Solution: Since $f$ is discontinuous at $c$, there exists $\varepsilon_1>0$ satisfying the following condition: $$\text{For all} \ \delta>0,\text{ there exists}\ x_\delta\in(c-\delta,c+\delta)\text{ such that }|f(x_\delta)-f(c)|\geq \varepsilon_1.$$ Analogously, there exists $\varepsilon_2>0$ such that $$\text{For all} \ \delta>0,\text{ there exists}\ y_\delta\in(c-\delta,c+\delta)\text{ satisfying }|\alpha(y_\delta)-\alpha(c)|\geq \varepsilon_2.$$
Given $\delta>0$, take a tagged partition $P^*=(P,\xi)$ of $[a,b]$, let's say
$$P=\{t_0<\cdots<t_{j-1}<t_{j}<\cdots<t_k\},\quad \xi=(\xi_1,...,\xi_{j-1},\xi_{j},\xi_{j+1},...,\xi_k),$$ such that $|P|<\delta$ and $c\in(t_{j-1},t_{j})$ for some $j\in\{1,...,k\}$. Without loss of generality, we can assume $x_\delta,y_\delta\in[t_{j-1},t_{j}]$.
Define a new tagged partition $Q^*=(Q,\zeta)$ by putting $$Q=\{t_0<\cdots<t_{j-1}<c<t_{j}<\cdots<t_k\},\quad \zeta=(\xi_1,...,\xi_{j-1},c_1,c_2,\xi_{j+1},...,\xi_k).$$ Notice that $$\left|\sum(Q^*)-\sum(P^*)\right|=\left|f(c_1)[\alpha(c)-\alpha(t_{j-1})]+f(c_2)[\alpha(t_{j})-\alpha(c)]-f(\xi_{j})[\alpha(t_{j})-\alpha(t_{j-1})]\right|$$
If $y_\delta<c$ and $x_\delta<c$, take $t_{j-1}=y_\delta$, $\xi_j=c_2=c$ and $c_1=x_\delta$. By the above calculation we see that this choice produces two tagged partitions $P_\delta^*$, $Q_\delta^*$ such that $$\left|\sum(Q^*_\delta)-\sum(P^*_\delta)\right|=|f(x_\delta)-f(c)||\alpha(c)-\alpha(y_\delta)|\geq \varepsilon_1\varepsilon_2$$
If $y_\delta<c$ and $x_\delta>c$, take $t_{j-1}=y_\delta$, $\xi_j=c_1=c$ and $c_2=x_\delta$. Then $$\left|\sum(Q^*_\delta)-\sum(P^*_\delta)\right|=|f(c)-f(x_\delta)||\alpha(c)-\alpha(y_\delta)|\geq \varepsilon_1\varepsilon_2$$
The other possible cases can be dealt analogously.

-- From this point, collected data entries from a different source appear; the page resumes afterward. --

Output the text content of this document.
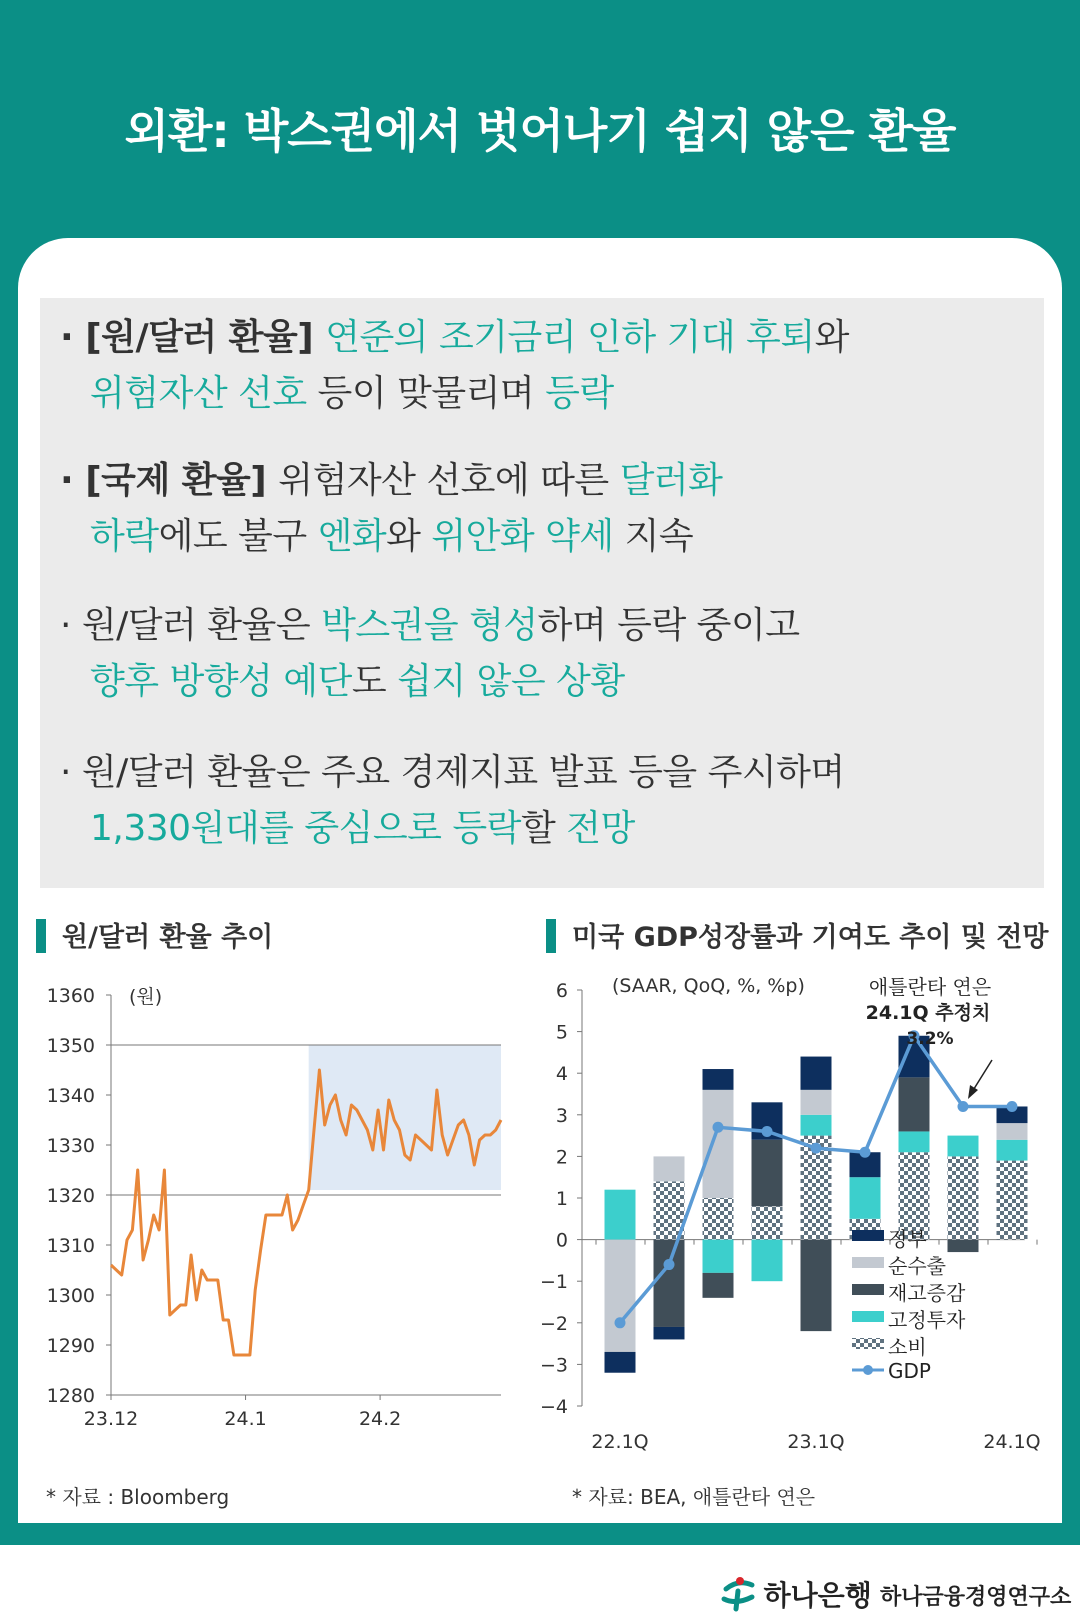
외환: 박스권에서 벗어나기 쉽지 않은 환율
· [원/달러 환율] 연준의 조기금리 인하 기대 후퇴와
위험자산 선호 등이 맞물리며 등락
· [국제 환율] 위험자산 선호에 따른 달러화
하락에도 불구 엔화와 위안화 약세 지속
· 원/달러 환율은 박스권을 형성하며 등락 중이고
향후 방향성 예단도 쉽지 않은 상황
· 원/달러 환율은 주요 경제지표 발표 등을 주시하며
1,330원대를 중심으로 등락할 전망
원/달러 환율 추이	미국 GDP성장률과 기여도 추이 및 전망
1280
1290
1300
1310
1320
1330
1340
1350
1360
23.12	24.1	24.2
(원)
−4
−3
−2
−1
0
1
2
3
4
5
6
22.1Q	23.1Q	24.1Q
(SAAR, QoQ, %, %p)	애틀란타 연은
24.1Q 추정치
3.2%
정부
순수출
재고증감
고정투자
소비
GDP
* 자료 : Bloomberg	* 자료: BEA, 애틀란타 연은
하나은행 하나금융경영연구소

Thus there exists $\varepsilon=\varepsilon_1\varepsilon_2$ satisfying the following condition: $$\text{For all} \ \delta>0,\text{ there exists}\ P^*_\delta,Q_\delta^*\text{ such that } |P^*_\delta|,|Q^*_\delta|<\delta \text{ but }\left|\sum(Q^*_\delta)-\sum(P^*_\delta)\right|\geq \varepsilon.$$
So, the Cauchy Criterion is not satisfied.
PS: This solution doesn't suppose $f$ or $\alpha$ continuous at any point and thus is valid for any possible type of discontinuity at $c$ ("same side" or not).